Planlayan lider, yönetim biliminin profesyonel uygulayıcısıdır. Planlama

sistematik analizler yapmak üzerine kurulmuştur. Rekabet ortamında fayda-maliyet analizleri yapılarak kararlar alınır. Bu modelde analist strateji oluşturmada önemli roller oynar. Yönetim bilim ile teknikleri strateji oluşturmada kullanılır. Kararlar strateji ile uyum arz eder.

Bu liderlik biçimlerinden hangisinin daha etkili olduğuna dair net bir ifade kullanmak hatalı bir davranış olacaktır. Durgun veya dinamik bir çevre, rekabet, liderin tabiatı, örgütün büyüklüğü gibi pek çok durumsal özellik liderlik modelini etkileyecektir. Literatürde strateji geliştirme ile liderliğin birleştirilmesi gereğini savunanlar, rekabetçi stratejiyi formüle etme ve stratejiyi uygulamada lideri "anahtar"

olarak tasvir etmişlerdir.

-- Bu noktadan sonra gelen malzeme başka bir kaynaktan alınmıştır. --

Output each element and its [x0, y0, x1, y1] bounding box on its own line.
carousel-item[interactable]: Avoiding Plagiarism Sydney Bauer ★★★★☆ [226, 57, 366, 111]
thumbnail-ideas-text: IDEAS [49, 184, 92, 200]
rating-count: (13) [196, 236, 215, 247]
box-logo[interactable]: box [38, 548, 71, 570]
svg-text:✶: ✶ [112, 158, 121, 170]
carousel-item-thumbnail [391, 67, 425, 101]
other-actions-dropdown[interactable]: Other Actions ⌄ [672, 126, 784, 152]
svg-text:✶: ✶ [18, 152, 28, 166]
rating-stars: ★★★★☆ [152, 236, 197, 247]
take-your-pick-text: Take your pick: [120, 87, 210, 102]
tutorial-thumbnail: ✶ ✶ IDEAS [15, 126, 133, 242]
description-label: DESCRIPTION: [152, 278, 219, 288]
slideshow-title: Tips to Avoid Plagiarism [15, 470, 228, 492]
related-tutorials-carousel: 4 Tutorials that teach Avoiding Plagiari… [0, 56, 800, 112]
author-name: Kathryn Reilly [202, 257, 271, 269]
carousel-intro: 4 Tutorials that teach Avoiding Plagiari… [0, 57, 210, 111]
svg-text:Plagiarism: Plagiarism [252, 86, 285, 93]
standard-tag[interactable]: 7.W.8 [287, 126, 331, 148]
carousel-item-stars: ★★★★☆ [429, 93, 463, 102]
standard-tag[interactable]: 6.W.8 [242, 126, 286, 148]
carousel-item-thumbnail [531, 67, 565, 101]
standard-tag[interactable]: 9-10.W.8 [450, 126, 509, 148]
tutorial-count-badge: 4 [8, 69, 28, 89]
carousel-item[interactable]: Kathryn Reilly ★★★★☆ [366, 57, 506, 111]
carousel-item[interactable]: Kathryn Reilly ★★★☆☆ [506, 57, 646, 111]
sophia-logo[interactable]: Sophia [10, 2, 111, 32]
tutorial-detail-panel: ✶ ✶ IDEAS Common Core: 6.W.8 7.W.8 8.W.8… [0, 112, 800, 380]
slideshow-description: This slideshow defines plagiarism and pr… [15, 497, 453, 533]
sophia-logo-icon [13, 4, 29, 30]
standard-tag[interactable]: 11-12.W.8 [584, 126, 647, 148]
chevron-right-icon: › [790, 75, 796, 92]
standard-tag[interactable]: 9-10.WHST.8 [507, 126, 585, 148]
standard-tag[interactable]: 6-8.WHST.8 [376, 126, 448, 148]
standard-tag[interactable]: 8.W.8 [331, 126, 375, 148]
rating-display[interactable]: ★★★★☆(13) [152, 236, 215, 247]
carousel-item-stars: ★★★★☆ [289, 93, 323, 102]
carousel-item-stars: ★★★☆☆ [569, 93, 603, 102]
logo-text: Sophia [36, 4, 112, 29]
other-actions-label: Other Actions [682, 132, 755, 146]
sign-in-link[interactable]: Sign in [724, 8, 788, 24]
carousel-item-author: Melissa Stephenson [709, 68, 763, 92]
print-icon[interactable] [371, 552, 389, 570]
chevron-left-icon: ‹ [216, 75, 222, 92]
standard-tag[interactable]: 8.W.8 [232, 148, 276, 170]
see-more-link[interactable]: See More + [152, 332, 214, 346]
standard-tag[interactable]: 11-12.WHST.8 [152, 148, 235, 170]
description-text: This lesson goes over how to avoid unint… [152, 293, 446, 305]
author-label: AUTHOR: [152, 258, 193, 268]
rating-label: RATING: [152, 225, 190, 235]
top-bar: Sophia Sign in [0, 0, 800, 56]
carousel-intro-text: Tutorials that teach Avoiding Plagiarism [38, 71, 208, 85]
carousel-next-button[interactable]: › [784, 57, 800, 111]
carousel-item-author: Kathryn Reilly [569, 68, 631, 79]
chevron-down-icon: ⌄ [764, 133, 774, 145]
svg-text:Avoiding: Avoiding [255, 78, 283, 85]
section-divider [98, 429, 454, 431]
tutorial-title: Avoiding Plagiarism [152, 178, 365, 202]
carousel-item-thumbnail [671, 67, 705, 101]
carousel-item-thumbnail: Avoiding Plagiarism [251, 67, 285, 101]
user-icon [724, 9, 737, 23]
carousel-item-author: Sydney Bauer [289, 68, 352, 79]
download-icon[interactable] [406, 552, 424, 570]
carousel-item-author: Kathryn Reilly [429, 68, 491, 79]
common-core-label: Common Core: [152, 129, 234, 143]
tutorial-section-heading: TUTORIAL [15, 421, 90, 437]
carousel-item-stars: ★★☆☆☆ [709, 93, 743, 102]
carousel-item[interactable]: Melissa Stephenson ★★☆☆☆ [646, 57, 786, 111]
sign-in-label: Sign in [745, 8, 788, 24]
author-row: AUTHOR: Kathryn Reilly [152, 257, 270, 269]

Bu düşüncenin bir gereği olarak açık ve paylaşımcı olan liderlerin ılımlı bir stratejik insan kaynakları yönetimi modelini benimseme ihtimallerinin yüksek olacağı kabul edilebilir.

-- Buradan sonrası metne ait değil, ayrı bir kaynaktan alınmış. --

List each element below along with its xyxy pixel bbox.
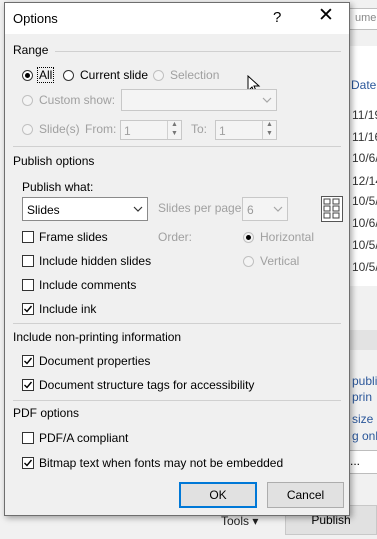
bitmap-text-label[interactable]: Bitmap text when fonts may not be embedd… <box>39 456 283 470</box>
nonprinting-top-separator <box>13 323 341 324</box>
spin-down-icon[interactable]: ▼ <box>171 130 178 137</box>
range-all-label[interactable]: All <box>36 67 55 83</box>
document-structure-tags-checkbox[interactable] <box>22 379 34 391</box>
more-label: ... <box>350 454 361 468</box>
range-separator <box>55 51 341 52</box>
dialog-title: Options <box>13 11 58 26</box>
range-selection-radio[interactable] <box>153 70 164 81</box>
include-comments-label[interactable]: Include comments <box>39 278 136 292</box>
document-properties-checkbox[interactable] <box>22 355 34 367</box>
checkmark-icon <box>24 459 33 467</box>
list-item-date[interactable]: 10/5/ <box>352 260 377 274</box>
background-file-list: Date 11/19 11/16 10/6/ 12/14 10/5/ 10/6/… <box>349 46 377 286</box>
checkmark-icon <box>24 305 33 313</box>
range-to-value: 1 <box>219 124 226 138</box>
list-item-date[interactable]: 10/5/ <box>352 238 377 252</box>
range-selection-label[interactable]: Selection <box>170 68 219 82</box>
include-comments-checkbox[interactable] <box>22 279 34 291</box>
list-item-date[interactable]: 10/6/ <box>352 216 377 230</box>
custom-show-dropdown[interactable] <box>121 89 277 111</box>
ok-button[interactable]: OK <box>179 482 257 508</box>
publish-what-label: Publish what: <box>22 180 94 194</box>
order-horizontal-label[interactable]: Horizontal <box>260 230 314 244</box>
order-label: Order: <box>158 230 193 244</box>
pdfa-compliant-label[interactable]: PDF/A compliant <box>39 431 128 445</box>
range-to-label: To: <box>191 122 208 136</box>
list-item-date[interactable]: 11/19 <box>352 108 377 122</box>
range-current-slide-label[interactable]: Current slide <box>80 68 148 82</box>
publish-options-group-label: Publish options <box>13 154 95 168</box>
list-item-date[interactable]: 10/6/ <box>352 151 377 165</box>
document-structure-tags-label[interactable]: Document structure tags for accessibilit… <box>39 378 254 392</box>
date-column-header[interactable]: Date <box>351 78 376 92</box>
range-from-label: From: <box>85 122 117 136</box>
include-ink-checkbox[interactable] <box>22 303 34 315</box>
range-slides-label[interactable]: Slide(s) <box>39 122 80 136</box>
slides-per-page-label: Slides per page: <box>158 201 245 215</box>
background-link[interactable]: g onli <box>352 429 377 443</box>
publish-what-dropdown[interactable]: Slides <box>22 197 148 221</box>
tools-label: Tools <box>221 514 250 528</box>
slides-per-page-dropdown[interactable]: 6 <box>242 197 288 221</box>
spin-down-icon[interactable]: ▼ <box>266 130 273 137</box>
pdf-top-separator <box>13 400 341 401</box>
include-hidden-slides-checkbox[interactable] <box>22 255 34 267</box>
nonprinting-group-label: Include non-printing information <box>13 330 182 344</box>
range-all-radio[interactable] <box>22 70 33 81</box>
range-from-spinner[interactable]: 1 ▲ ▼ <box>120 120 182 140</box>
close-icon[interactable]: ✕ <box>318 6 334 25</box>
slides-layout-preview-icon <box>321 196 343 222</box>
range-from-spin-buttons[interactable]: ▲ ▼ <box>167 121 181 139</box>
slides-per-page-value: 6 <box>247 203 254 217</box>
range-custom-show-label[interactable]: Custom show: <box>39 93 115 107</box>
checkmark-icon <box>24 381 33 389</box>
range-from-value: 1 <box>124 124 131 138</box>
range-current-slide-radio[interactable] <box>63 70 74 81</box>
checkmark-icon <box>24 357 33 365</box>
bitmap-text-checkbox[interactable] <box>22 457 34 469</box>
chevron-down-icon <box>262 93 272 107</box>
publish-what-value: Slides <box>27 203 60 217</box>
tools-menu[interactable]: Tools ▾ <box>221 514 258 528</box>
frame-slides-label[interactable]: Frame slides <box>39 230 108 244</box>
list-item-date[interactable]: 11/16 <box>352 130 377 144</box>
chevron-down-icon <box>273 202 283 216</box>
background-gray-band <box>349 330 377 350</box>
range-group-label: Range <box>13 43 49 57</box>
pdfa-compliant-checkbox[interactable] <box>22 432 34 444</box>
background-link[interactable]: publi <box>352 374 377 388</box>
list-item-date[interactable]: 10/5/ <box>352 194 377 208</box>
spin-up-icon[interactable]: ▲ <box>266 121 273 128</box>
background-search-placeholder: umen <box>355 12 377 24</box>
order-vertical-radio[interactable] <box>243 256 254 267</box>
frame-slides-checkbox[interactable] <box>22 231 34 243</box>
pdf-options-group-label: PDF options <box>13 406 80 420</box>
range-custom-show-radio[interactable] <box>22 95 33 106</box>
options-dialog: Options ? ✕ Range All Current slide Sele… <box>4 2 350 516</box>
list-item-date[interactable]: 12/14 <box>352 174 377 188</box>
chevron-down-icon <box>133 202 143 216</box>
document-properties-label[interactable]: Document properties <box>39 354 150 368</box>
range-to-spin-buttons[interactable]: ▲ ▼ <box>262 121 276 139</box>
background-link[interactable]: prin <box>352 390 372 404</box>
publish-top-separator <box>13 146 341 147</box>
cancel-button[interactable]: Cancel <box>267 482 344 508</box>
order-vertical-label[interactable]: Vertical <box>260 254 299 268</box>
spin-up-icon[interactable]: ▲ <box>171 121 178 128</box>
help-icon[interactable]: ? <box>273 9 281 26</box>
order-horizontal-radio[interactable] <box>243 232 254 243</box>
background-link[interactable]: size <box>352 412 373 426</box>
range-slides-radio[interactable] <box>22 124 33 135</box>
chevron-down-icon: ▾ <box>252 514 259 528</box>
dialog-titlebar[interactable]: Options ? ✕ <box>5 3 349 34</box>
include-hidden-slides-label[interactable]: Include hidden slides <box>39 254 151 268</box>
include-ink-label[interactable]: Include ink <box>39 302 96 316</box>
range-to-spinner[interactable]: 1 ▲ ▼ <box>215 120 277 140</box>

1.7.3. İşyerinde Öğrenme ve Stratejik İnsan Kaynakları Yönetimi

Son zamanlarda literatürde sık olarak karşılaştığımız öğrenen örgütler, yönetimsel öğrenme, işyerlerinde öğrenme gibi ifadelerle, yönetimsel bilgi ve teorilerin işyerlerinde uygulanması kastedilmektedir. İşyerlerinde öğrenme stratejik insan kaynakları yönetiminin esnek tarafını meydana getirmektedir. İşyerlerinde öğrenme; bireysel öğrenme, takım ve örgütsel öğrenme gibi faaliyetler örgütün temel yeteneklerini güçlendirmekte ve örgütün rekabet avantajı sağlamasında önemli bir itici güç oluşturmaktadır. Örgütlerin işyerinde öğrenmeye yatırım yapması, bir nevi insana yatırım yapmasıdır (Şenkal, 2004).

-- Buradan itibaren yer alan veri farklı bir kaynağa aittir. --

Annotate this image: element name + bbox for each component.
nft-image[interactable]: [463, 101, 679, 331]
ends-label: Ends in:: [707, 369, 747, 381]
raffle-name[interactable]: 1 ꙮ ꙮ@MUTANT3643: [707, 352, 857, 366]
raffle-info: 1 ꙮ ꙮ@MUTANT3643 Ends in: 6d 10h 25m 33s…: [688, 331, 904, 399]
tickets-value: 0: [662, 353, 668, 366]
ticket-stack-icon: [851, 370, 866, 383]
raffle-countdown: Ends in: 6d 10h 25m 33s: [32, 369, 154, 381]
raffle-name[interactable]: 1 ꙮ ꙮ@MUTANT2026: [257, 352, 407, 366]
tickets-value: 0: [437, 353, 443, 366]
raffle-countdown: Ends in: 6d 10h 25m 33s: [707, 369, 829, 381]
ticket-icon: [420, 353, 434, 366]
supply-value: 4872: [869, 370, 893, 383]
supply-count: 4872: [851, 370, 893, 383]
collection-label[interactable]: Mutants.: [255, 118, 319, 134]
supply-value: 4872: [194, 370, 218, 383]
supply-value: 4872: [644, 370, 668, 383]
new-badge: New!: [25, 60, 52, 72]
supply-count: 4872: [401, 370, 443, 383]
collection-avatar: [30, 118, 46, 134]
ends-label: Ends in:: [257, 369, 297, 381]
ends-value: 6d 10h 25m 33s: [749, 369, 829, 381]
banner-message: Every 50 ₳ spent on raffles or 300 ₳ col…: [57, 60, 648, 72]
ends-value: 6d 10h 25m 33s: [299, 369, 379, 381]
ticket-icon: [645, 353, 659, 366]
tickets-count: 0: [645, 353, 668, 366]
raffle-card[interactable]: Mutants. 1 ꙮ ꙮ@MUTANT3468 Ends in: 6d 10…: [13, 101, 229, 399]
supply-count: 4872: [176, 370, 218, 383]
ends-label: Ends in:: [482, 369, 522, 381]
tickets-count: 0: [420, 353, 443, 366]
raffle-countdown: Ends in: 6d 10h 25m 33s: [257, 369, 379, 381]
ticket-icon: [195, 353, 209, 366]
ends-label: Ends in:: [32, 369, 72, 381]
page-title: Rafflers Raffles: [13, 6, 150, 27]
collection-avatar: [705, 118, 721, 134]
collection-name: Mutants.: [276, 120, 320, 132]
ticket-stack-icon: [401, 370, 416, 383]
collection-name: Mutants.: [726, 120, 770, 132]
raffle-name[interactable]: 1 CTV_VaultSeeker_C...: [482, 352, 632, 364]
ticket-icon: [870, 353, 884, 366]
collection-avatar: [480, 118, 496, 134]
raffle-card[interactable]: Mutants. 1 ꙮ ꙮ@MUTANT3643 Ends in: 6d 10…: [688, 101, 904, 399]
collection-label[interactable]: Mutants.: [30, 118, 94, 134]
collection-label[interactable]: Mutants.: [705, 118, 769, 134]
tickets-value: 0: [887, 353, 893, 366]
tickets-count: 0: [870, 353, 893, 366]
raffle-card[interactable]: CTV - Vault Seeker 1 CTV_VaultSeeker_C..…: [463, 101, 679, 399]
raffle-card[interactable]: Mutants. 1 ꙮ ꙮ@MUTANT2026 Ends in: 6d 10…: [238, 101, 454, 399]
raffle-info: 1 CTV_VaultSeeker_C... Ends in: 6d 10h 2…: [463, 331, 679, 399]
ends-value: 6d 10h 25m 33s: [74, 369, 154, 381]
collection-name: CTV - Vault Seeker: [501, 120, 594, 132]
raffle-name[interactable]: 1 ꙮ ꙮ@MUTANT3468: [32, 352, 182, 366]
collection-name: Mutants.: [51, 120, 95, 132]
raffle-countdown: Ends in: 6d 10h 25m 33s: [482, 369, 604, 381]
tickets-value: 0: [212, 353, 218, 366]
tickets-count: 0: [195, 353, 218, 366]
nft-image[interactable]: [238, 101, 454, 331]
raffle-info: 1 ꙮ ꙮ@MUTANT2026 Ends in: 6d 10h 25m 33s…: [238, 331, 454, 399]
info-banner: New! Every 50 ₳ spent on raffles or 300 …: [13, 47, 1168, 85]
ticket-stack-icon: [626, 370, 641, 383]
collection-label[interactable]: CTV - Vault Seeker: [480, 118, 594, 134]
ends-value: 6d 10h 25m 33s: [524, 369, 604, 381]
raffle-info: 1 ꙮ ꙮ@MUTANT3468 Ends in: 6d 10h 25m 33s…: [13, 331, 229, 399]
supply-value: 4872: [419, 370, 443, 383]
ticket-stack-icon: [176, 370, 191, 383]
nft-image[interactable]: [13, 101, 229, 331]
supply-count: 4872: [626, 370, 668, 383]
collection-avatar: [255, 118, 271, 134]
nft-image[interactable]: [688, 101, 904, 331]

1.7.4. Sendikalar ve Stratejik İnsan Kaynakları Yönetimi

Sendikalar, işgücü maliyetinin şekillenmesinde, çalışma hayatının niteliğinin artmasında ve çalışma barışının sağlanmasında önemli bir yere sahiptir. İşgücü ücretlerinin düşük veya yüksek olması, işgücünün motivasyonu verimliliği, sendikal ilişkilerdeki anlaşma ve çatışma ortamları vb. konuların stratejik yönetim tarafından dikkate alınması doğru bir yaklaşım olacaktır. Örgüt ile sendikalar arasında karşılıklı uyum, saygı ve anlaşma varsa örgütsel amaçlar çok daha etkin bir biçimde gerçekleşeceğinden, örgüt için büyüme ve gelişme fırsatları doğacaktır. Stratejik insan kaynakları yönetimi tarzında, yönetim ile çalışanlar aynı amacı paylaşmaktadır, farklı durumlar söz konusu olduğunda ise rasyonel bir biçimde karar alarak buna uygun tutum ve davranışları sergilenmektedir. Böylece örgütün yönetim kademeleri için iyi olan bir durum çalışanlar için de iyi olarak sonuçlanacaktır (Bayraktar, 2003).

Stratejik insan kaynakları yönetimi boyutları, örgütlerin İKY anlayışlarının farklı bir bakış açısıyla, strateji vurgusu ile yeniden yapılandırılması yöntemlerini oluşturmaktadır. Sonuç olarak Stratejik İnsan Kaynakları Yönetimi, örgütlerin uzun vadeli amaçlarına başarı ile ulaşmalarına imkan verecek önemli bir değişimi ifade etmektedir. Stratejik insan kaynakları yönetiminin en önemli özelliği; insan kaynakları strateji ve uygulaması ile örgütün genel stratejik amaçları arasında bağlantı kurmasıdır.

Bu anlayışın bir sonucu olarak uygulamada artık insan kaynakları departmanı ile yöneticilerinin daha az idari fakat daha fazla stratejik roller üstlenmeleri ve tüm örgütün insan kaynakları fonksiyonuna katkıda bulunacak bir vizyona sahip olmaları gerekecektir (Barutçugil, 2003: 266).